In these examples the developer carefully reviews the AI’s output, which I think distinguishes it from vibe-coded slop, which at least is what I want to ignore.
It’s also worth noting that an open-source project may receive and incorporate a well-written contribution where the human developer used AI carefully like this. Unless they disclosed that they used AI, it may be unknowable to the project maintainers whether their project is [AI] or not, depending on how you define it. What tag should these projects use?
Sir, this is Lemmy. If you use AI in any way, you are clearly in league with the devil and deserve to burn.
I agree with all your points, BTW.
I posted this discussion because I wanted to explore both guard rails AND nuance around that sort of work flow, particularly for our new mod (and in light of several other scattered convos).
A lot of the diffuse FuckAI Lemmy crowd have poor understanding of code workflow. “AI bad” knee jerks so hard it’s going to dislocate something.
I’ve tried to argue this point, because roughly… ooh…100% of code gen touches AI something. So, do we tag everything?
What people really want is a [SLOP] tag, which is both lazy / not doing your own due diligence and impossible to implement.

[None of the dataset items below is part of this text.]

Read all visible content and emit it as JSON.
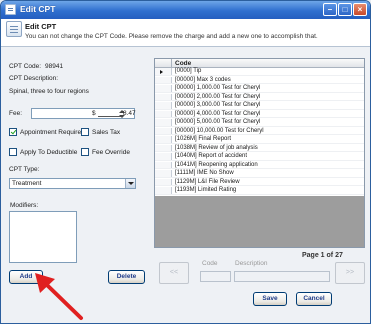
{
  "window": {
    "title": "Edit CPT"
  },
  "header": {
    "title": "Edit CPT",
    "subtitle": "You can not change the CPT Code.  Please remove the charge and add a new one to accomplish that."
  },
  "form": {
    "cpt_code_label": "CPT Code:",
    "cpt_code_value": "98941",
    "cpt_desc_label": "CPT Description:",
    "cpt_desc_value": "Spinal, three to four regions",
    "fee_label": "Fee:",
    "fee_prefix": "$",
    "fee_value": "8.47",
    "appointment_required_label": "Appointment Required",
    "appointment_required_checked": true,
    "sales_tax_label": "Sales Tax",
    "sales_tax_checked": false,
    "apply_to_deductible_label": "Apply To Deductible",
    "apply_to_deductible_checked": false,
    "fee_override_label": "Fee Override",
    "fee_override_checked": false,
    "cpt_type_label": "CPT Type:",
    "cpt_type_value": "Treatment",
    "modifiers_label": "Modifiers:"
  },
  "buttons": {
    "add": "Add",
    "delete": "Delete",
    "prev": "<<",
    "next": ">>",
    "save": "Save",
    "cancel": "Cancel"
  },
  "grid": {
    "column": "Code",
    "rows": [
      "[0000] Tip",
      "[00000] Max 3 codes",
      "[00000] 1,000.00 Test for Cheryl",
      "[00000] 2,000.00 Test for Cheryl",
      "[00000] 3,000.00 Test for Cheryl",
      "[00000] 4,000.00 Test for Cheryl",
      "[00000] 5,000.00 Test for Cheryl",
      "[00000] 10,000.00 Test for Cheryl",
      "[1026M] Final Report",
      "[1038M] Review of job analysis",
      "[1040M] Report of accident",
      "[1041M] Reopening application",
      "[1111M] IME No Show",
      "[1129M] L&I File Review",
      "[1193M] Limited Rating"
    ]
  },
  "pager": {
    "label": "Page 1 of 27",
    "code_label": "Code",
    "description_label": "Description"
  },
  "colors": {
    "accent": "#2f6fcf",
    "annotation_arrow": "#e02020"
  }
}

In hindsight, I think the pragmatic approach is ultimately the workable (albeit blunted) one. Have the ai tag. It flattens everything but if stops brigading and slop, that’s the least amount of moderation work.

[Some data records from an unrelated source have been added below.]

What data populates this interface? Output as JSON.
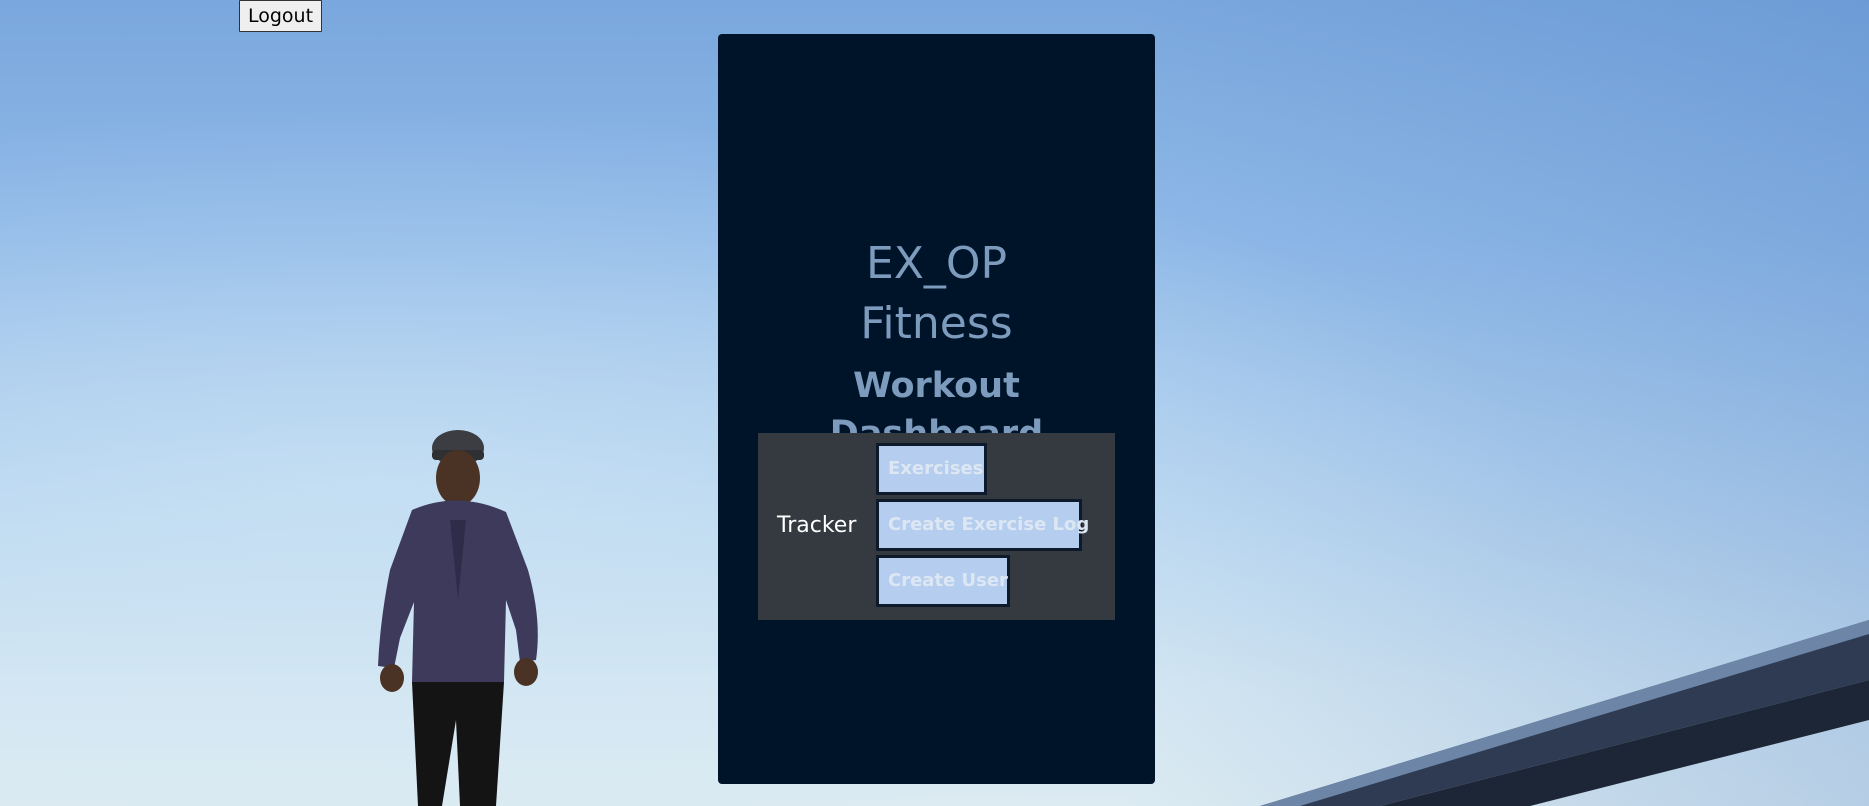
{
  "header": {
    "logout_label": "Logout"
  },
  "card": {
    "title_line1": "EX_OP",
    "title_line2": "Fitness",
    "subtitle_line1": "Workout",
    "subtitle_line2": "Dashboard"
  },
  "nav": {
    "brand": "Tracker",
    "items": [
      {
        "label": "Exercises"
      },
      {
        "label": "Create Exercise Log"
      },
      {
        "label": "Create User"
      }
    ]
  },
  "colors": {
    "card_bg": "#001429",
    "title_text": "#7c9bbd",
    "nav_panel_bg": "#343a40",
    "nav_button_bg": "#b5cdee"
  }
}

I appreciate you posting btw.
Sir, this is Lemmy. If you use AI in any way, you are clearly in league with the devil and deserve to burn.
Bahahahahahaha!
@festus @selfhosted Excellent examples. What the tag [AI] conveys is not what you really need to know, which is the quality of the code (component/unit), unit testing, and so forth. I assume there is some acceptance testing done at the project level. The human who submits the code must understand that flaws in their code is their responsibility, just as those who contribute/maintain the project are responsible at the system level. It is both an objective and reputational process. Does it really matter what tools are used if the work product passes the test, verification and validation criteria? Sloppy code is not unique to AI tools.

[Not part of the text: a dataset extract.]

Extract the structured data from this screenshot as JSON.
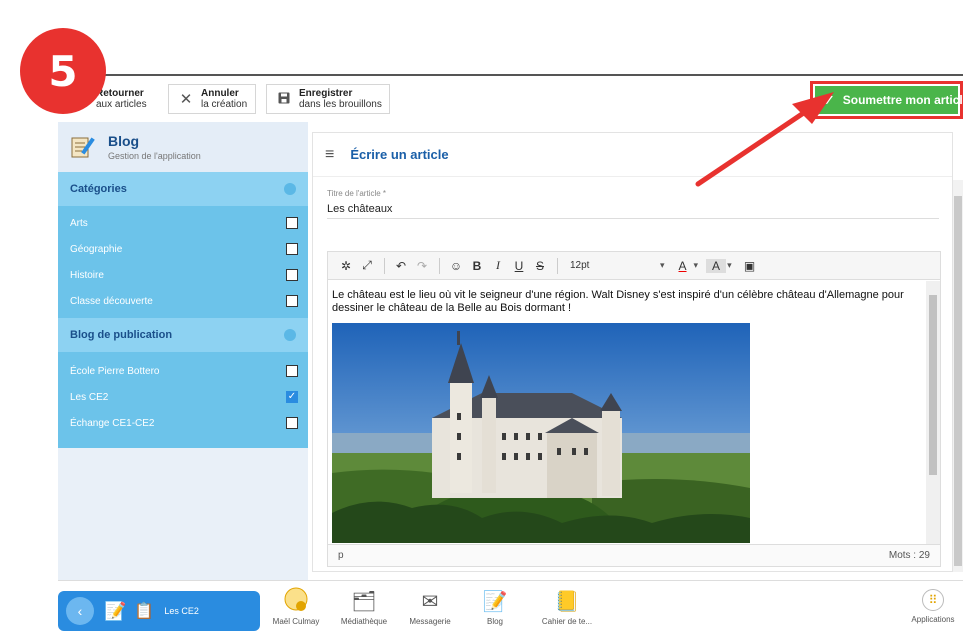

Software has gone many decades without the need of LLM assistance, I vote to tag “Ai” and “Non-Ai” assisted posts.
+1
Either ban vibe coded projects entirely or ban vibe coded projects that have less than a year of history. If allowing “mature” vibe coded projects, require the tag.
Spaces like this become so much worse when “i made this last week look at the shiny ui 🎉🎉🎉🚀🚀🚀🚀🚀🚀🚀” projects that will never ever see any form of maintenance are allowed.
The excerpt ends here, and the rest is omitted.